My name is Cristina and I was born and raised in the Church. I am a wife of almost 20 years and a mother of two. I have had many church callings including Sunday School teacher, Primary Presidency, Young Women Presidency, ward missionary, compassionate service leader, cub scout master and many others. My father is a convert and my mother is of pioneer stock.
I can remember how it felt as a child to be told in Primary that I was a child of God and I had an important part in His great plan. I remember hearing that I had a Heavenly Mother and wondering deeply why we never talked about her. Despite my questions I grew in the Gospel and clung to the things I knew were true. It was not until I got married in the temple and saw that female deity was still missing and that I made promises my husband did not make that I grew very sad and concerned.
I once told someone that knowing Jesus and Heavenly Father was not enough for me. I wanted to know my Heavenly Mother in a profound way. I expressed that men had the prophet, apostles, Joseph Smith, Jesus and even Heavenly Father to look to as examples, but I had no one.

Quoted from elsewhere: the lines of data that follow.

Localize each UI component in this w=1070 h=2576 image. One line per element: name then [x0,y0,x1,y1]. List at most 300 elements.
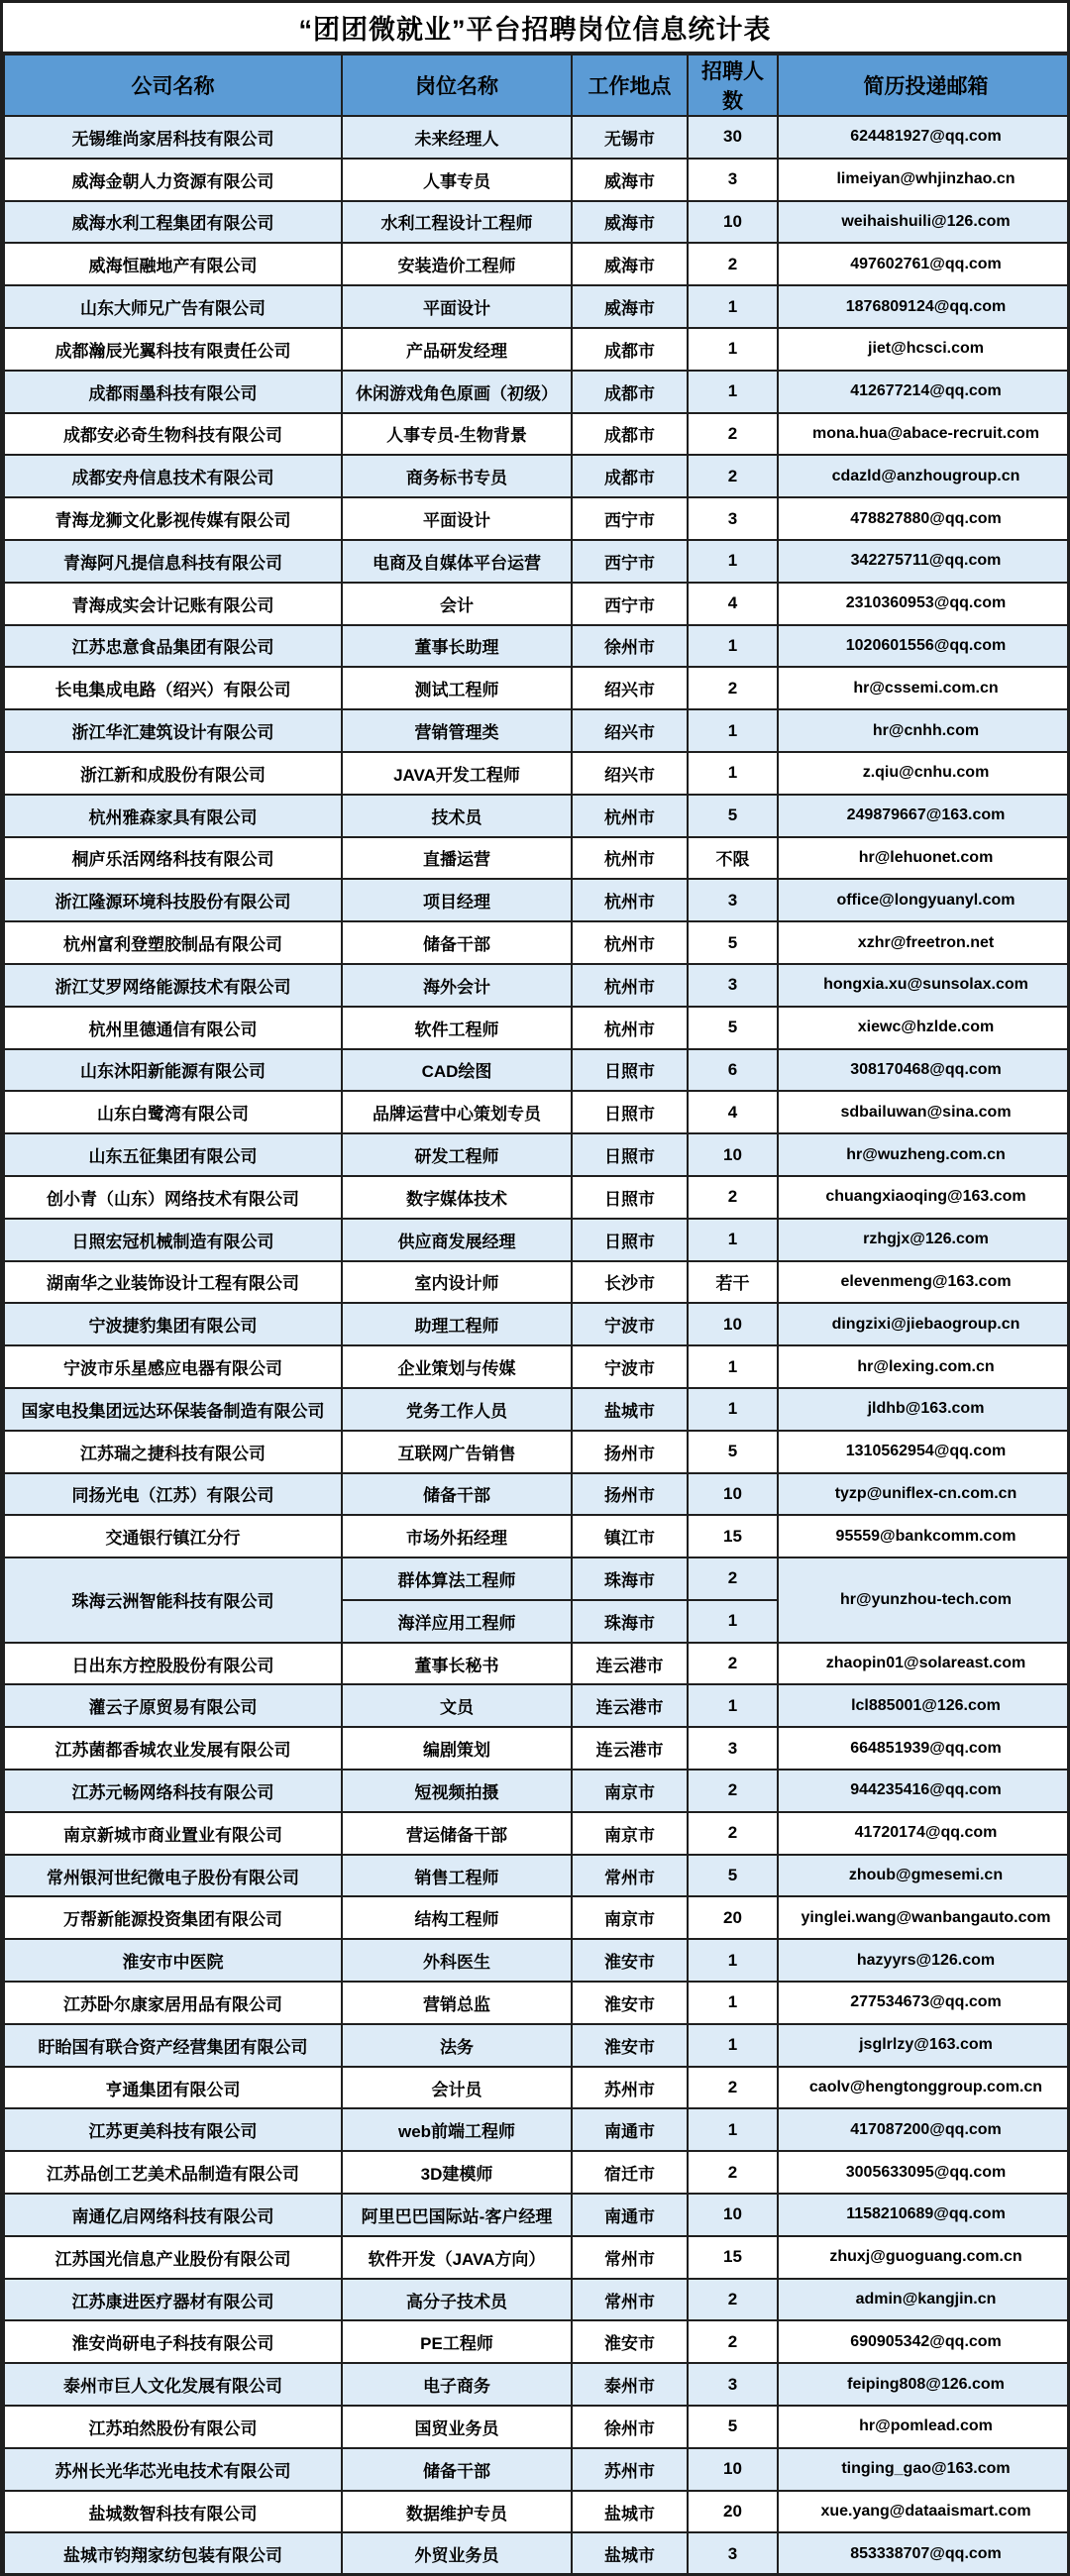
company-cell: 山东白鹭湾有限公司 [4,1091,342,1133]
city-cell: 无锡市 [572,116,688,159]
position-cell: 董事长助理 [342,625,572,668]
email-cell: 1020601556@qq.com [778,625,1070,668]
count-cell: 10 [688,2194,778,2236]
count-cell: 15 [688,2236,778,2279]
position-cell: 室内设计师 [342,1261,572,1304]
city-cell: 南通市 [572,2194,688,2236]
city-cell: 珠海市 [572,1600,688,1643]
company-cell: 江苏卧尔康家居用品有限公司 [4,1982,342,2024]
city-cell: 成都市 [572,413,688,456]
company-cell: 日照宏冠机械制造有限公司 [4,1219,342,1261]
city-cell: 南京市 [572,1770,688,1812]
table-row [4,243,1070,285]
table-row [4,540,1070,583]
city-cell: 长沙市 [572,1261,688,1304]
table-row [4,1133,1070,1176]
email-cell: hongxia.xu@sunsolax.com [778,964,1070,1007]
position-cell: 海外会计 [342,964,572,1007]
count-cell: 5 [688,1007,778,1049]
table-row [4,625,1070,668]
position-cell: 结构工程师 [342,1896,572,1939]
email-cell: jsglrlzy@163.com [778,2024,1070,2067]
email-cell: 497602761@qq.com [778,243,1070,285]
table-row [4,2363,1070,2406]
company-cell: 江苏元畅网络科技有限公司 [4,1770,342,1812]
position-cell: 销售工程师 [342,1855,572,1897]
table-row [4,1007,1070,1049]
email-cell: jldhb@163.com [778,1388,1070,1431]
city-cell: 成都市 [572,371,688,413]
position-cell: 休闲游戏角色原画（初级） [342,371,572,413]
position-cell: 人事专员-生物背景 [342,413,572,456]
city-cell: 西宁市 [572,497,688,540]
table-row [4,752,1070,795]
position-cell: 测试工程师 [342,667,572,709]
company-cell: 浙江新和成股份有限公司 [4,752,342,795]
position-cell: 安装造价工程师 [342,243,572,285]
email-cell: jiet@hcsci.com [778,328,1070,371]
position-cell: 外科医生 [342,1939,572,1982]
email-cell: limeiyan@whjinzhao.cn [778,159,1070,201]
email-cell: elevenmeng@163.com [778,1261,1070,1304]
position-cell: 软件开发（JAVA方向） [342,2236,572,2279]
table-row [4,455,1070,497]
company-cell: 浙江隆源环境科技股份有限公司 [4,879,342,921]
count-cell: 1 [688,540,778,583]
position-cell: 电子商务 [342,2363,572,2406]
table-row [4,116,1070,159]
city-cell: 威海市 [572,243,688,285]
table-row [4,371,1070,413]
city-cell: 杭州市 [572,964,688,1007]
company-cell: 交通银行镇江分行 [4,1515,342,1557]
city-cell: 淮安市 [572,2024,688,2067]
position-cell: 商务标书专员 [342,455,572,497]
position-cell: 法务 [342,2024,572,2067]
email-cell: xzhr@freetron.net [778,921,1070,964]
company-cell: 同扬光电（江苏）有限公司 [4,1473,342,1516]
table-row [4,1431,1070,1473]
company-cell: 湖南华之业装饰设计工程有限公司 [4,1261,342,1304]
position-cell: 营运储备干部 [342,1812,572,1855]
count-cell: 2 [688,2151,778,2194]
page-title: “团团微就业”平台招聘岗位信息统计表 [3,3,1067,54]
count-cell: 2 [688,1770,778,1812]
city-cell: 扬州市 [572,1473,688,1516]
position-cell: 直播运营 [342,837,572,880]
company-cell: 山东大师兄广告有限公司 [4,285,342,328]
company-cell: 宁波市乐星感应电器有限公司 [4,1345,342,1388]
email-cell: feiping808@126.com [778,2363,1070,2406]
position-cell: 文员 [342,1684,572,1727]
count-cell: 2 [688,1643,778,1685]
position-cell: 供应商发展经理 [342,1219,572,1261]
count-cell: 10 [688,2448,778,2491]
count-cell: 20 [688,2491,778,2533]
position-cell: 群体算法工程师 [342,1557,572,1600]
city-cell: 威海市 [572,285,688,328]
city-cell: 日照市 [572,1049,688,1092]
email-cell: dingzixi@jiebaogroup.cn [778,1303,1070,1345]
count-cell: 5 [688,2406,778,2448]
company-cell: 盱眙国有联合资产经营集团有限公司 [4,2024,342,2067]
count-cell: 1 [688,1345,778,1388]
city-cell: 西宁市 [572,540,688,583]
table-row [4,1727,1070,1770]
email-cell: hazyyrs@126.com [778,1939,1070,1982]
city-cell: 盐城市 [572,2532,688,2575]
company-cell: 山东沐阳新能源有限公司 [4,1049,342,1092]
count-cell: 3 [688,879,778,921]
email-cell: xiewc@hzlde.com [778,1007,1070,1049]
city-cell: 威海市 [572,201,688,244]
company-cell: 灌云子原贸易有限公司 [4,1684,342,1727]
email-cell: z.qiu@cnhu.com [778,752,1070,795]
position-cell: 市场外拓经理 [342,1515,572,1557]
email-cell: hr@lexing.com.cn [778,1345,1070,1388]
count-cell: 3 [688,1727,778,1770]
position-cell: 编剧策划 [342,1727,572,1770]
position-cell: 软件工程师 [342,1007,572,1049]
count-cell: 3 [688,964,778,1007]
company-cell: 浙江艾罗网络能源技术有限公司 [4,964,342,1007]
position-cell: 董事长秘书 [342,1643,572,1685]
city-cell: 日照市 [572,1176,688,1219]
table-row [4,1557,1070,1600]
position-cell: 人事专员 [342,159,572,201]
email-cell: hr@pomlead.com [778,2406,1070,2448]
position-cell: 储备干部 [342,1473,572,1516]
table-row [4,1896,1070,1939]
email-cell: hr@yunzhou-tech.com [778,1557,1070,1643]
table-row [4,2194,1070,2236]
company-cell: 浙江华汇建筑设计有限公司 [4,709,342,752]
company-cell: 南京新城市商业置业有限公司 [4,1812,342,1855]
table-row [4,795,1070,837]
email-cell: 478827880@qq.com [778,497,1070,540]
city-cell: 扬州市 [572,1431,688,1473]
company-cell: 淮安市中医院 [4,1939,342,1982]
count-cell: 2 [688,1557,778,1600]
table-row [4,2108,1070,2151]
table-row [4,837,1070,880]
company-cell: 日出东方控股股份有限公司 [4,1643,342,1685]
company-cell: 青海阿凡提信息科技有限公司 [4,540,342,583]
count-cell: 10 [688,1303,778,1345]
company-cell: 亨通集团有限公司 [4,2067,342,2109]
email-cell: 2310360953@qq.com [778,583,1070,625]
table-row [4,159,1070,201]
count-cell: 20 [688,1896,778,1939]
company-cell: 宁波捷豹集团有限公司 [4,1303,342,1345]
count-cell: 15 [688,1515,778,1557]
count-cell: 2 [688,1812,778,1855]
position-cell: JAVA开发工程师 [342,752,572,795]
email-cell: hr@wuzheng.com.cn [778,1133,1070,1176]
email-cell: 249879667@163.com [778,795,1070,837]
position-cell: 平面设计 [342,285,572,328]
city-cell: 西宁市 [572,583,688,625]
city-cell: 杭州市 [572,1007,688,1049]
table-row [4,2491,1070,2533]
city-cell: 徐州市 [572,625,688,668]
company-cell: 威海金朝人力资源有限公司 [4,159,342,201]
table-row [4,879,1070,921]
count-cell: 10 [688,1133,778,1176]
city-cell: 常州市 [572,2279,688,2321]
city-cell: 南通市 [572,2108,688,2151]
job-table [3,54,1070,2576]
email-cell: cdazld@anzhougroup.cn [778,455,1070,497]
company-cell: 无锡维尚家居科技有限公司 [4,116,342,159]
position-cell: 企业策划与传媒 [342,1345,572,1388]
count-cell: 1 [688,2024,778,2067]
email-cell: 1876809124@qq.com [778,285,1070,328]
table-row [4,583,1070,625]
city-cell: 绍兴市 [572,667,688,709]
company-cell: 珠海云洲智能科技有限公司 [4,1557,342,1643]
city-cell: 宁波市 [572,1345,688,1388]
table-row [4,1982,1070,2024]
table-row [4,1643,1070,1685]
company-cell: 成都安必奇生物科技有限公司 [4,413,342,456]
email-cell: 308170468@qq.com [778,1049,1070,1092]
company-cell: 万帮新能源投资集团有限公司 [4,1896,342,1939]
table-row [4,1939,1070,1982]
email-cell: hr@cnhh.com [778,709,1070,752]
table-row [4,1261,1070,1304]
city-cell: 杭州市 [572,921,688,964]
company-cell: 盐城数智科技有限公司 [4,2491,342,2533]
email-cell: zhoub@gmesemi.cn [778,1855,1070,1897]
count-cell: 1 [688,752,778,795]
email-cell: sdbailuwan@sina.com [778,1091,1070,1133]
count-cell: 2 [688,2067,778,2109]
count-cell: 不限 [688,837,778,880]
column-header-company: 公司名称 [4,54,342,116]
company-cell: 江苏瑞之捷科技有限公司 [4,1431,342,1473]
count-cell: 2 [688,455,778,497]
email-cell: rzhgjx@126.com [778,1219,1070,1261]
position-cell: 产品研发经理 [342,328,572,371]
company-cell: 江苏国光信息产业股份有限公司 [4,2236,342,2279]
company-cell: 江苏菌都香城农业发展有限公司 [4,1727,342,1770]
city-cell: 珠海市 [572,1557,688,1600]
count-cell: 1 [688,1219,778,1261]
company-cell: 泰州市巨人文化发展有限公司 [4,2363,342,2406]
table-row [4,2320,1070,2363]
email-cell: 853338707@qq.com [778,2532,1070,2575]
city-cell: 徐州市 [572,2406,688,2448]
count-cell: 1 [688,285,778,328]
company-cell: 国家电投集团远达环保装备制造有限公司 [4,1388,342,1431]
city-cell: 宿迁市 [572,2151,688,2194]
company-cell: 青海成实会计记账有限公司 [4,583,342,625]
table-row [4,497,1070,540]
email-cell: 277534673@qq.com [778,1982,1070,2024]
email-cell: 944235416@qq.com [778,1770,1070,1812]
job-table-body [4,116,1070,2575]
company-cell: 成都安舟信息技术有限公司 [4,455,342,497]
count-cell: 10 [688,201,778,244]
email-cell: 664851939@qq.com [778,1727,1070,1770]
position-cell: 营销管理类 [342,709,572,752]
position-cell: 3D建模师 [342,2151,572,2194]
table-row [4,2448,1070,2491]
company-cell: 威海水利工程集团有限公司 [4,201,342,244]
table-row [4,2279,1070,2321]
table-row [4,1219,1070,1261]
email-cell: 624481927@qq.com [778,116,1070,159]
count-cell: 30 [688,116,778,159]
company-cell: 成都瀚辰光翼科技有限责任公司 [4,328,342,371]
count-cell: 3 [688,2532,778,2575]
city-cell: 盐城市 [572,2491,688,2533]
count-cell: 2 [688,1176,778,1219]
position-cell: 储备干部 [342,921,572,964]
position-cell: 品牌运营中心策划专员 [342,1091,572,1133]
column-header-email: 简历投递邮箱 [778,54,1070,116]
city-cell: 连云港市 [572,1684,688,1727]
count-cell: 1 [688,1600,778,1643]
company-cell: 江苏忠意食品集团有限公司 [4,625,342,668]
table-row [4,2151,1070,2194]
email-cell: mona.hua@abace-recruit.com [778,413,1070,456]
table-row [4,1515,1070,1557]
table-row [4,1388,1070,1431]
table-row [4,1091,1070,1133]
email-cell: 3005633095@qq.com [778,2151,1070,2194]
count-cell: 若干 [688,1261,778,1304]
email-cell: 342275711@qq.com [778,540,1070,583]
company-cell: 淮安尚研电子科技有限公司 [4,2320,342,2363]
position-cell: 数据维护专员 [342,2491,572,2533]
company-cell: 桐庐乐活网络科技有限公司 [4,837,342,880]
table-row [4,1812,1070,1855]
company-cell: 青海龙狮文化影视传媒有限公司 [4,497,342,540]
column-header-position: 岗位名称 [342,54,572,116]
count-cell: 2 [688,667,778,709]
table-row [4,667,1070,709]
position-cell: 营销总监 [342,1982,572,2024]
position-cell: 海洋应用工程师 [342,1600,572,1643]
position-cell: 水利工程设计工程师 [342,201,572,244]
city-cell: 南京市 [572,1896,688,1939]
table-row [4,1303,1070,1345]
position-cell: 数字媒体技术 [342,1176,572,1219]
position-cell: 高分子技术员 [342,2279,572,2321]
city-cell: 日照市 [572,1091,688,1133]
position-cell: 助理工程师 [342,1303,572,1345]
city-cell: 绍兴市 [572,709,688,752]
city-cell: 宁波市 [572,1303,688,1345]
city-cell: 日照市 [572,1133,688,1176]
count-cell: 10 [688,1473,778,1516]
company-cell: 威海恒融地产有限公司 [4,243,342,285]
count-cell: 2 [688,2279,778,2321]
city-cell: 常州市 [572,1855,688,1897]
table-row [4,2236,1070,2279]
email-cell: hr@cssemi.com.cn [778,667,1070,709]
position-cell: 国贸业务员 [342,2406,572,2448]
company-cell: 创小青（山东）网络技术有限公司 [4,1176,342,1219]
email-cell: office@longyuanyl.com [778,879,1070,921]
company-cell: 盐城市钧翔家纺包装有限公司 [4,2532,342,2575]
email-cell: admin@kangjin.cn [778,2279,1070,2321]
city-cell: 南京市 [572,1812,688,1855]
count-cell: 1 [688,328,778,371]
city-cell: 连云港市 [572,1727,688,1770]
count-cell: 3 [688,159,778,201]
email-cell: tyzp@uniflex-cn.com.cn [778,1473,1070,1516]
table-row [4,1770,1070,1812]
city-cell: 绍兴市 [572,752,688,795]
company-cell: 成都雨墨科技有限公司 [4,371,342,413]
email-cell: caolv@hengtonggroup.com.cn [778,2067,1070,2109]
count-cell: 1 [688,371,778,413]
position-cell: 互联网广告销售 [342,1431,572,1473]
table-row [4,285,1070,328]
city-cell: 成都市 [572,328,688,371]
position-cell: web前端工程师 [342,2108,572,2151]
position-cell: 储备干部 [342,2448,572,2491]
table-row [4,413,1070,456]
email-cell: xue.yang@dataaismart.com [778,2491,1070,2533]
company-cell: 江苏康进医疗器材有限公司 [4,2279,342,2321]
email-cell: 417087200@qq.com [778,2108,1070,2151]
city-cell: 日照市 [572,1219,688,1261]
count-cell: 1 [688,625,778,668]
city-cell: 镇江市 [572,1515,688,1557]
position-cell: 短视频拍摄 [342,1770,572,1812]
city-cell: 苏州市 [572,2448,688,2491]
city-cell: 杭州市 [572,795,688,837]
city-cell: 威海市 [572,159,688,201]
position-cell: 会计员 [342,2067,572,2109]
email-cell: 412677214@qq.com [778,371,1070,413]
email-cell: 95559@bankcomm.com [778,1515,1070,1557]
table-row [4,1049,1070,1092]
position-cell: 阿里巴巴国际站-客户经理 [342,2194,572,2236]
position-cell: 会计 [342,583,572,625]
city-cell: 泰州市 [572,2363,688,2406]
position-cell: CAD绘图 [342,1049,572,1092]
city-cell: 苏州市 [572,2067,688,2109]
position-cell: 党务工作人员 [342,1388,572,1431]
position-cell: 平面设计 [342,497,572,540]
company-cell: 杭州里德通信有限公司 [4,1007,342,1049]
count-cell: 3 [688,2363,778,2406]
header-row [4,54,1070,116]
company-cell: 江苏更美科技有限公司 [4,2108,342,2151]
city-cell: 淮安市 [572,1982,688,2024]
column-header-count: 招聘人数 [688,54,778,116]
email-cell: yinglei.wang@wanbangauto.com [778,1896,1070,1939]
email-cell: weihaishuili@126.com [778,201,1070,244]
email-cell: 1158210689@qq.com [778,2194,1070,2236]
email-cell: hr@lehuonet.com [778,837,1070,880]
count-cell: 1 [688,1388,778,1431]
table-row [4,1176,1070,1219]
table-row [4,2067,1070,2109]
position-cell: 研发工程师 [342,1133,572,1176]
position-cell: 外贸业务员 [342,2532,572,2575]
table-row [4,328,1070,371]
position-cell: 项目经理 [342,879,572,921]
count-cell: 2 [688,413,778,456]
company-cell: 常州银河世纪微电子股份有限公司 [4,1855,342,1897]
table-row [4,1855,1070,1897]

There was a huge void when it came to women.
I was continuously being told to fit into a box. The Proclamation on the Family told me that gender was essential to God’s plan yet I was given a very limited view of what that meant. I felt like there must be something wrong with me. If only I was more spiritual, if I prayed harder, studied scripture more, went to the temple more, I would feel better and all of this would go away. But it didn’t. When a woman first prayed in General Conference, I wept. It was such a simple change yet it meant so much to me.
A few years ago I went with the youth to do baptisms for the dead at the temple. I was struck by how useless I felt. The men did all the work. The only thing I could help with was the wet clothes. Is this what Heavenly Mother did? Help with the chores? I felt every bit as worthy to administer in the priesthood but I was not allowed because of my gender. I tried to explain to a male friend that if roles were reversed he would understand. I explained that if all church leaders were female, if only women could pray, if only women could be prophet, if only women could be bishops and stake presidents, if only women could bless their children and administered to the sick, and the list goes on and on… Then he would begin to wonder if there was something inherently wrong with being male. This got his attention and he began to understand in a small way.
I held all of this anguish inside for years thinking there was something wrong with me. I silenced my own voice waiting for answers. Then Ordain Women began. I secretly went to the very first meeting of Ordain Women in Utah and the spirit was so strong. My heart raced as I pondered how both men and women could benefit in the Church by making this change. I made the resolve to finally speak up and post a profile. But I got scared, scared of what my family and friends might think. I put it off until now. I am ashamed it took me so long but I am finally ready.
I want to add my voice to the others who have already gone before me. I know with every part of me that God intends more for his daughters and that Heavenly Mother is just as magnificent and as powerful and as loving as Heavenly Father is; that they stand side by side administering to their children. I believe it is time to pray for further light and knowledge. I believe women should be ordained.